ARES 27

1.4K 124 9
                                    

Semilir angin nan sejuk menerpa kulit. Helaian rambutnya berkibar dengan cantik dan indah. Semua orang mungkin akan memuji cerahnya cuaca dan sejuknya angin yang berhembus. Namun, tidak dengan dirinya.

Ia terus saja merutuki nasib dan jalan hidupnya yang buruk. Hampa. Itulah yang ia rasa saat ini. Sinar matahari secerah dan seterang itu bahkan tak mampu menghalau kehampaan dalam hati. Ia pasrah dalam derita. Menangis darah pun tak akan pernah bisa memutar kembali waktu.

Di belakang sana seorang pria berdiri. Ia masih mengenakan stelan jas lengkap. Bahkan ia harus membatalkan rapat penting siang ini demi sang pujaan hati. Tidak apa-apa jikalau ia harus kehilangan kontrak itu. Harta bisa dicari. Namun, sang pujaan hati adalah segala-galanya dalam hidup ini.

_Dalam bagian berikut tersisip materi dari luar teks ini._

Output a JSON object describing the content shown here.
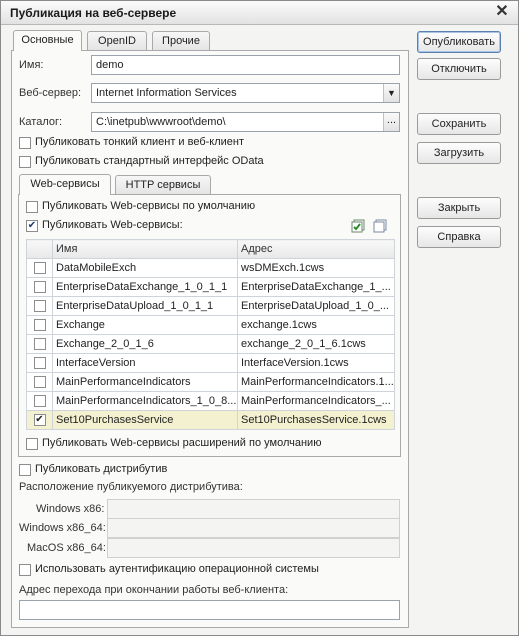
{
  "window": {
    "title": "Публикация на веб-сервере"
  },
  "tabs": [
    "Основные",
    "OpenID",
    "Прочие"
  ],
  "fields": {
    "name_label": "Имя:",
    "name_value": "demo",
    "webserver_label": "Веб-сервер:",
    "webserver_value": "Internet Information Services",
    "catalog_label": "Каталог:",
    "catalog_value": "C:\\inetpub\\wwwroot\\demo\\",
    "catalog_browse": "..."
  },
  "checkboxes": {
    "thin_client": "Публиковать тонкий клиент и веб-клиент",
    "odata": "Публиковать стандартный интерфейс OData"
  },
  "subtabs": [
    "Web-сервисы",
    "HTTP сервисы"
  ],
  "ws": {
    "default_label": "Публиковать Web-сервисы по умолчанию",
    "publish_label": "Публиковать Web-сервисы:",
    "col_name": "Имя",
    "col_address": "Адрес",
    "rows": [
      {
        "name": "DataMobileExch",
        "address": "wsDMExch.1cws",
        "checked": false
      },
      {
        "name": "EnterpriseDataExchange_1_0_1_1",
        "address": "EnterpriseDataExchange_1_...",
        "checked": false
      },
      {
        "name": "EnterpriseDataUpload_1_0_1_1",
        "address": "EnterpriseDataUpload_1_0_...",
        "checked": false
      },
      {
        "name": "Exchange",
        "address": "exchange.1cws",
        "checked": false
      },
      {
        "name": "Exchange_2_0_1_6",
        "address": "exchange_2_0_1_6.1cws",
        "checked": false
      },
      {
        "name": "InterfaceVersion",
        "address": "InterfaceVersion.1cws",
        "checked": false
      },
      {
        "name": "MainPerformanceIndicators",
        "address": "MainPerformanceIndicators.1...",
        "checked": false
      },
      {
        "name": "MainPerformanceIndicators_1_0_8...",
        "address": "MainPerformanceIndicators_...",
        "checked": false
      },
      {
        "name": "Set10PurchasesService",
        "address": "Set10PurchasesService.1cws",
        "checked": true
      }
    ],
    "extensions_label": "Публиковать Web-сервисы расширений по умолчанию"
  },
  "distrib": {
    "publish_label": "Публиковать дистрибутив",
    "location_label": "Расположение публикуемого дистрибутива:",
    "win86_label": "Windows x86:",
    "win64_label": "Windows x86_64:",
    "macos_label": "MacOS x86_64:"
  },
  "os_auth_label": "Использовать аутентификацию операционной системы",
  "redirect_label": "Адрес перехода при окончании работы веб-клиента:",
  "buttons": {
    "publish": "Опубликовать",
    "disable": "Отключить",
    "save": "Сохранить",
    "load": "Загрузить",
    "close": "Закрыть",
    "help": "Справка"
  },
  "checkmark": "✔"
}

Irfan diminta untuk segera pulang oleh Dzafina, sang kakak. Ini atas permintaan Diomira, sang ibu. Katanya Ami urung makan jua sedari tadi pagi. Irfan tentu dilanda perasaan cemas dan khawatir. Ya tuhan, tolong jagalah Ami dan jabang bayi yang ada di dalam perutnya, batin Irfan berdo'a.

Irfan pun menghampiri sang pujaan hati. Dia terlihat semakin kurus. Irfan berjongkok di hadapan sang pujaan hati. Ia kecup tangan itu dengan lembut dan penuh kasih sayang. Dia adalah calon ibu untuk anaknya nanti. ”Makan dulu ya?” seru Irfan. Ia berharap Ami mau menuruti permintaannya.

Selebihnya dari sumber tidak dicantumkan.